Coriolus versicolor : les dessous d’une interdiction
Avec d’autres, j’ai contribué à faire connaître en France le Coriolus versicolor, un champignon médicinal aux propriétés immunomodulantes et anticancéreuses bien établies.
Ce champignon a déjà bénéficié d’au moins 500 publications scientifiques et son principal actif, le polysaccharide K ou PSK, est couramment intégré dans les protocoles de chimiothérapie mis en œuvre dans les hôpitaux chinois et japonais depuis une quarantaine d’années. Une culture biologique de Coriolus se développait même en France depuis une bonne dizaine d’années. Tout semblait donc aller pour le mieux, du moins jusqu’à cette soudaine « interdiction » faite aux fabricants français de compléments alimentaires de vendre du Coriolus.
En réalité, cette interdiction n’est pas liée à l’éventuelle dangerosité du champignon, mais à son « statut » administratif au niveau européen.
En effet, une directive européenne datant de 1997 (Règlement (CE) N° 258/97) a instauré un distingo entre aliments traditionnels et nouveaux aliments ou ingrédients alimentaires (Novel Food). Une longue liste d’aliments ou ingrédients alimentaires a priori considérés comme « nouveaux » sur le territoire de l’Union Européenne, a été établie. Y figurent un certain nombre de champignons. Pour le shiitaké, par exemple, il n’a pas été difficile de démontrer son emploi dans l’alimentation avant la promulgation de la directive européenne, soit avant 1997. Il a donc été classé « vert ». Quand la situation apparaît moins clair, le champignon se retrouve classé « orange », voire « rouge » : Héricium, un champignon fort utile en cas de douleurs neuropathiques périphériques (voir Rebelle-Santé n° 161), est ainsi classé « orange », tandis que Coriolus versicolor, lui, est carrément classé « rouge » !

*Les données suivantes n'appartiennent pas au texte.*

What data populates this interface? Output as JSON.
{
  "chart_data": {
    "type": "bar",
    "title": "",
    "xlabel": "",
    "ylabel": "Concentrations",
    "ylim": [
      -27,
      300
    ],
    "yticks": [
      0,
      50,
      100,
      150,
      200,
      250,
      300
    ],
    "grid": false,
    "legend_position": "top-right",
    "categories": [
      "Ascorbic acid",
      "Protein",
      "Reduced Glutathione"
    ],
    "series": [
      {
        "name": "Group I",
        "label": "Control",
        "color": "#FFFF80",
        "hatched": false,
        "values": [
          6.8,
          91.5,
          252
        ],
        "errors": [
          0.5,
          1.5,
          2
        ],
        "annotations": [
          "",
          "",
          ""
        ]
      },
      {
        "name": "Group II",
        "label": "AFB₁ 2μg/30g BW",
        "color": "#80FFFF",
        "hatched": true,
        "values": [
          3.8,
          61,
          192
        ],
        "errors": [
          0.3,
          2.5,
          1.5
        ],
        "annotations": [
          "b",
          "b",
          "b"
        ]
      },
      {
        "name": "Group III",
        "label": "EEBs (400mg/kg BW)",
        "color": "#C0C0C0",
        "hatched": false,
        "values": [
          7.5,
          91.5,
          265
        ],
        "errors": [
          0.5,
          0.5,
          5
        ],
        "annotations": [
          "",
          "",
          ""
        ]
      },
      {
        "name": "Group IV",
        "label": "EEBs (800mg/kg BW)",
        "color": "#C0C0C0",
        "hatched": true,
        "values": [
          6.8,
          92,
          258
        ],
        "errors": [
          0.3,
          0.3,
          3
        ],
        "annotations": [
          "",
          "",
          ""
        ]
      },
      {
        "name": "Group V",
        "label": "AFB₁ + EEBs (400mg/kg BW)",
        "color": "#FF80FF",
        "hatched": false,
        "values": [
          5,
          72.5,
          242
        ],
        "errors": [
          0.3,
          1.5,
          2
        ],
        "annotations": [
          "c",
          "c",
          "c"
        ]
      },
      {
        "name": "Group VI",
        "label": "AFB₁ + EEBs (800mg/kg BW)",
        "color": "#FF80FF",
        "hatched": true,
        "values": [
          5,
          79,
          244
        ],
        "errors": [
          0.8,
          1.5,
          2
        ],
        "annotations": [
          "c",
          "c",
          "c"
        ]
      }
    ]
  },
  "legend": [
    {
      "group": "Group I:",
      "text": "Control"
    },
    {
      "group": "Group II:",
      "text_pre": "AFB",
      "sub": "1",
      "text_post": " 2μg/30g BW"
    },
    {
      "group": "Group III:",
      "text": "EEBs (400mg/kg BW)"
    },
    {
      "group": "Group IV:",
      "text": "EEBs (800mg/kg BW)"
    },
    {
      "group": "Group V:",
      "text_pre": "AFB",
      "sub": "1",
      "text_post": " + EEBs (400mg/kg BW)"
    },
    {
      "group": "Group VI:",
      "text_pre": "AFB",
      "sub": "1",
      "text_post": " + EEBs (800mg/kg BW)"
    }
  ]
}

La France vient donc de s’appuyer sur cette directive européenne pour suspendre jusqu’à nouvel ordre la commercialisation du Coriolus, non pas parce que son éventuelle dangerosité aurait été mise en évidence ou même simplement suspectée, mais parce qu’il ne dispose pas à ce jour de l’autorisation administrative d’être commercialisé en tant que « nouvel » aliment !
Pour sortir de cet étau administratif dans les délais les plus brefs, il y a une solution imparable, à savoir démontrer que Coriolus était déjà consommé en France avant 1997. Mais là, avouons-le, c’est très très loin d’être gagné ! Le Coriolus est un champignon coriace qui a toujours été très peu utilisé dans un cadre culinaire, même en Extrême-Orient.
À l’avenir, le fabricant français de compléments alimentaires désireux de mettre des extraits de Coriolus versicolor sur le marché n’aura par conséquent pas d’autre choix que de soumettre un dossier de demande d’autorisation aux autorités sanitaires, sauf que les sommes à investir pour la confection d’un tel dossier sont considérables – de l’ordre de 300 000 € ! De quoi très vite tempérer les ardeurs…
Comme il n’est pas question d’espérer faire fortune avec ce champignon, les petits labos français vont certainement préférer jeter l’éponge, et il n’y aura donc plus d’autre choix que de s’approvisionner à l’étranger.